The Fed’s Washington-based board had no comment on Trump’s remarks, though regional Federal Reserve bank presidents said during public appearances that politics do not enter into Fed deliberations.

Minneapolis Federal Reserve President Neel Kashkari responded in a later interview on CNBC by denying that politics influenced Fed policymaking.

“Politics simply does not come up,” he said. “We look at the economic data and … everyone around the table is committed to achieving our dual mandate” of maximum employment and stable prices, Kashkari said.

Atlanta Fed President Dennis Lockhart, asked about political pressure on the Fed at a National Association for Business Economics conference in Atlanta, said, “I don’t see the world that way.”

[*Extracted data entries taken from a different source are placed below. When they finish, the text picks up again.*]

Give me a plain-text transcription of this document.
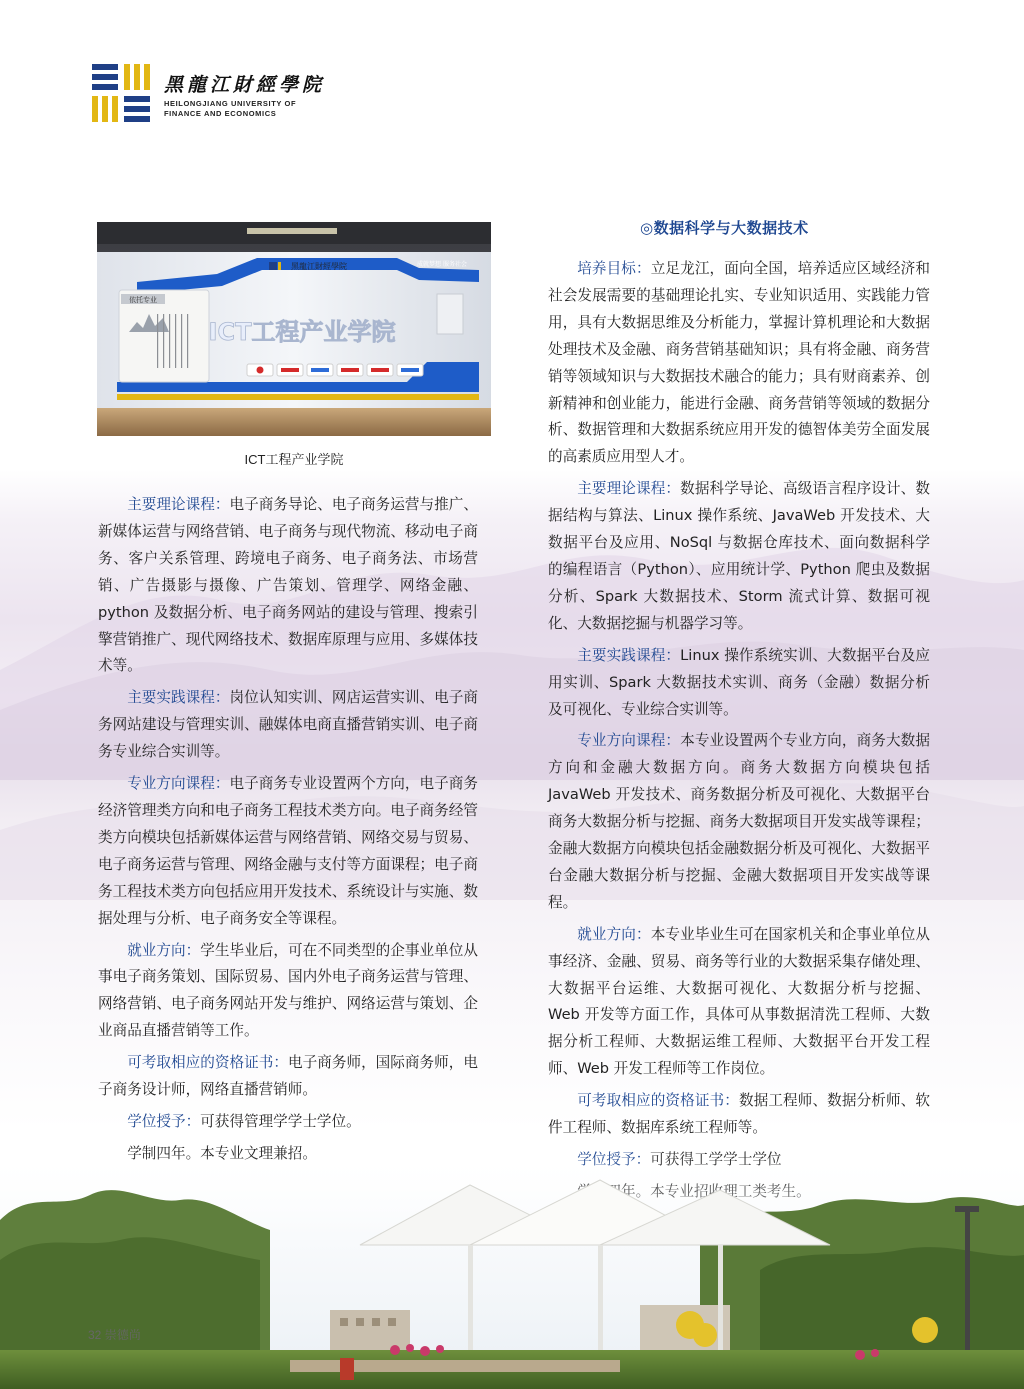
黑龍江財經學院
HEILONGJIANG UNIVERSITY OF
FINANCE AND ECONOMICS
依托专业
黑龍江財經學院	成就梦想 服务社会
ICT工程产业学院
ICT工程产业学院
◎数据科学与大数据技术

主要理论课程：电子商务导论、电子商务运营与推广、新媒体运营与网络营销、电子商务与现代物流、移动电子商务、客户关系管理、跨境电子商务、电子商务法、市场营销、广告摄影与摄像、广告策划、管理学、网络金融、python 及数据分析、电子商务网站的建设与管理、搜索引擎营销推广、现代网络技术、数据库原理与应用、多媒体技术等。

主要实践课程：岗位认知实训、网店运营实训、电子商务网站建设与管理实训、融媒体电商直播营销实训、电子商务专业综合实训等。

专业方向课程：电子商务专业设置两个方向，电子商务经济管理类方向和电子商务工程技术类方向。电子商务经管类方向模块包括新媒体运营与网络营销、网络交易与贸易、电子商务运营与管理、网络金融与支付等方面课程；电子商务工程技术类方向包括应用开发技术、系统设计与实施、数据处理与分析、电子商务安全等课程。

就业方向：学生毕业后，可在不同类型的企事业单位从事电子商务策划、国际贸易、国内外电子商务运营与管理、网络营销、电子商务网站开发与维护、网络运营与策划、企业商品直播营销等工作。

可考取相应的资格证书：电子商务师，国际商务师，电子商务设计师，网络直播营销师。

学位授予：可获得管理学学士学位。

培养目标：立足龙江，面向全国，培养适应区域经济和社会发展需要的基础理论扎实、专业知识适用、实践能力管用，具有大数据思维及分析能力，掌握计算机理论和大数据处理技术及金融、商务营销基础知识；具有将金融、商务营销等领域知识与大数据技术融合的能力；具有财商素养、创新精神和创业能力，能进行金融、商务营销等领域的数据分析、数据管理和大数据系统应用开发的德智体美劳全面发展的高素质应用型人才。

主要理论课程：数据科学导论、高级语言程序设计、数据结构与算法、Linux 操作系统、JavaWeb 开发技术、大数据平台及应用、NoSql 与数据仓库技术、面向数据科学的编程语言（Python）、应用统计学、Python 爬虫及数据分析、Spark 大数据技术、Storm 流式计算、数据可视化、大数据挖掘与机器学习等。

主要实践课程：Linux 操作系统实训、大数据平台及应用实训、Spark 大数据技术实训、商务（金融）数据分析及可视化、专业综合实训等。

专业方向课程：本专业设置两个专业方向，商务大数据方向和金融大数据方向。商务大数据方向模块包括 JavaWeb 开发技术、商务数据分析及可视化、大数据平台商务大数据分析与挖掘、商务大数据项目开发实战等课程；金融大数据方向模块包括金融数据分析及可视化、大数据平台金融大数据分析与挖掘、金融大数据项目开发实战等课程。

就业方向：本专业毕业生可在国家机关和企事业单位从事经济、金融、贸易、商务等行业的大数据采集存储处理、大数据平台运维、大数据可视化、大数据分析与挖掘、Web 开发等方面工作，具体可从事数据清洗工程师、大数据分析工程师、大数据运维工程师、大数据平台开发工程师、Web 开发工程师等工作岗位。

可考取相应的资格证书：数据工程师、数据分析师、软件工程师、数据库系统工程师等。

32 崇德尚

Trump’s comments mark a back-and-forth by the candidate over whether he feels low rates are good or bad. He has accused the Fed of keeping rates low at Obama’s behest, but at other times has said he felt lower rates were good because higher rates would make the dollar stronger, hurting American exports and manufacturers.

As a businessman, he said, “I love low interest rates,” but said they hurt many people who were living on their savings.

Typically, Fed officials steer clear of politics in their public remarks, and argue that doing so is important for the Fed to maintain the independence it needs to set monetary policy.

The moments when the line is publicly breached, such as former Chair Alan Greenspan’s endorsement of a Bush administration tax cut, are rare and can provoke a quick backlash.

Though the members of the Fed’s Board of Governor’s are appointed by the president with Senate confirmation, their long, 14-year terms and staggered appointment dates are designed to insulate them from the sort of pressure Trump alleges.

The chair, considered one of the most powerful positions in setting US economic policy, is picked from the board members for a four-year term. Yellen’s would expire in 2018, and Trump has previously said he would consider replacing her.